Not faring as well in the budget blueprint was the U.S. merchant ship construction loan and mortgage guarantee program authorized in Title XI of the Merchant Marine Act of 1936. The President requested only $6 million for the program in 2001.
In a Feb. 28 letter transmitting the MARAD budget proposal as a draft authorization bill to House Speaker Dennis Hastert, Transportation Secretary Rodney E. Slater explained that Title XI "allows the government to guarantee private sector debt financing for the construction or reconstruction in U.S. shipyards of U.S.-flag vessels and export vessels, as well as U.S. shipyard modernization and improvement projects--as a result, a small investment by the federal government can leverage a much larger investment by the private sector."
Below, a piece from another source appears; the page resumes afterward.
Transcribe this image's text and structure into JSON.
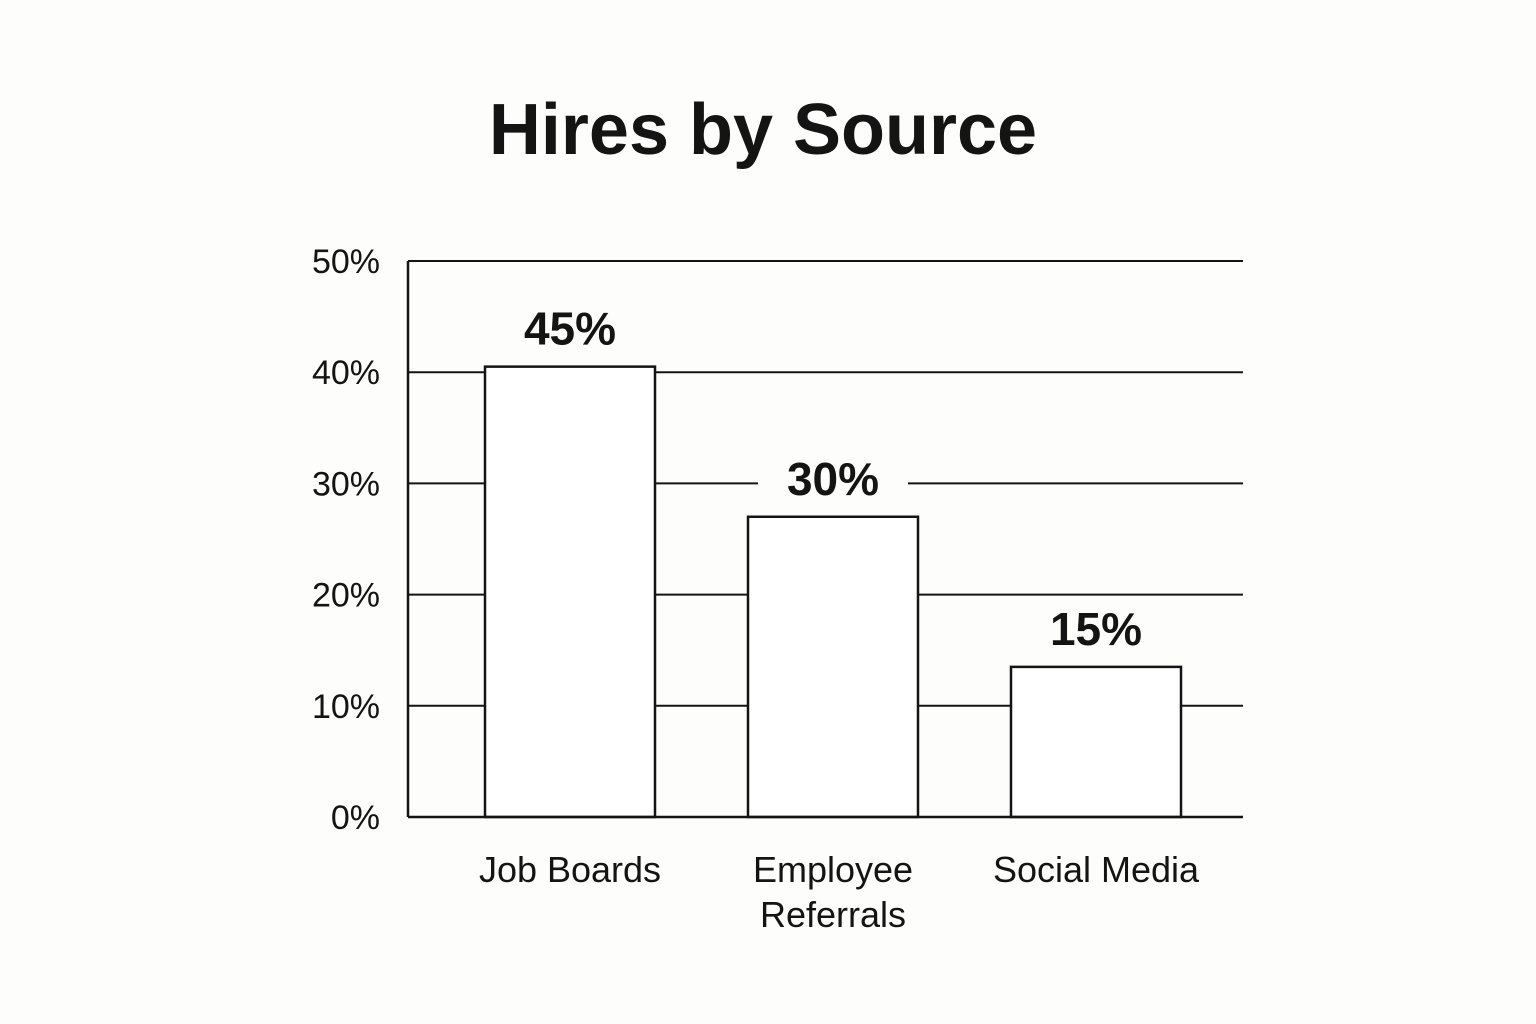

DOT's analysis of the MARAD spending plan noted that Title XI enables shipowners and yards to "borrow private sector funds on more favorable terms than might otherwise be available."
But U.S.-flag interests speaking through a new coalition have said that $6 million--the same amount actually appropriated for Title XI in fiscal 2000--is insufficient to meet current need. Without a minimum of $50 million in fiscal 2001, an estimated $1.4 billion in shipyard contracts dependent upon Title XI could be canceled, the coalition warned. On March 1, the coalition included the Maritime Trades Department of the AFL-CIO, the Shipbuilders Council of America, and American Classic Voyages Inc.
The President also requested:
$262 million for the Ready Reserve Force, a unit of the National Defense Reserve Fleet. RRF ships--half of which are manned in all licensed positions by AMO--are managed in varied states of readiness for wartime use by the Navy's Military Sealift Command, and DOD reimburses MARAD for RRF acquisition, activation, berthing, capital improvements, and other RRF costs. $257 million was appropriated for the RRF in fiscal 2000.
$398 million for U.S.-flag cargo preference programs administered by the Departments of Defense, Transportation, State, and Agriculture, and by the Agency for International Development and the Export-Import Bank of the U.S. Under cargo preference laws enacted in 1904, 1954, and 1985, U.S.-flag ships are guaranteed specific shares of government imports and exports--100 percent of defense cargoes, 50 percent of non-defense goods, and 75 percent of USDA's donated food exports.
$26 million for the ocean freight differential, which covers the difference between a 50-percent U.S.-flag share and the 75-percent U..S.-flag requirement on USDA's concessionary exports.
$37.2 million for the U.S. Merchant Marine Academy in Kings Point, N.Y., and $9.4 million for state-operated maritime academies in Maine, Massachusetts, New York, Texas, California, and Michigan.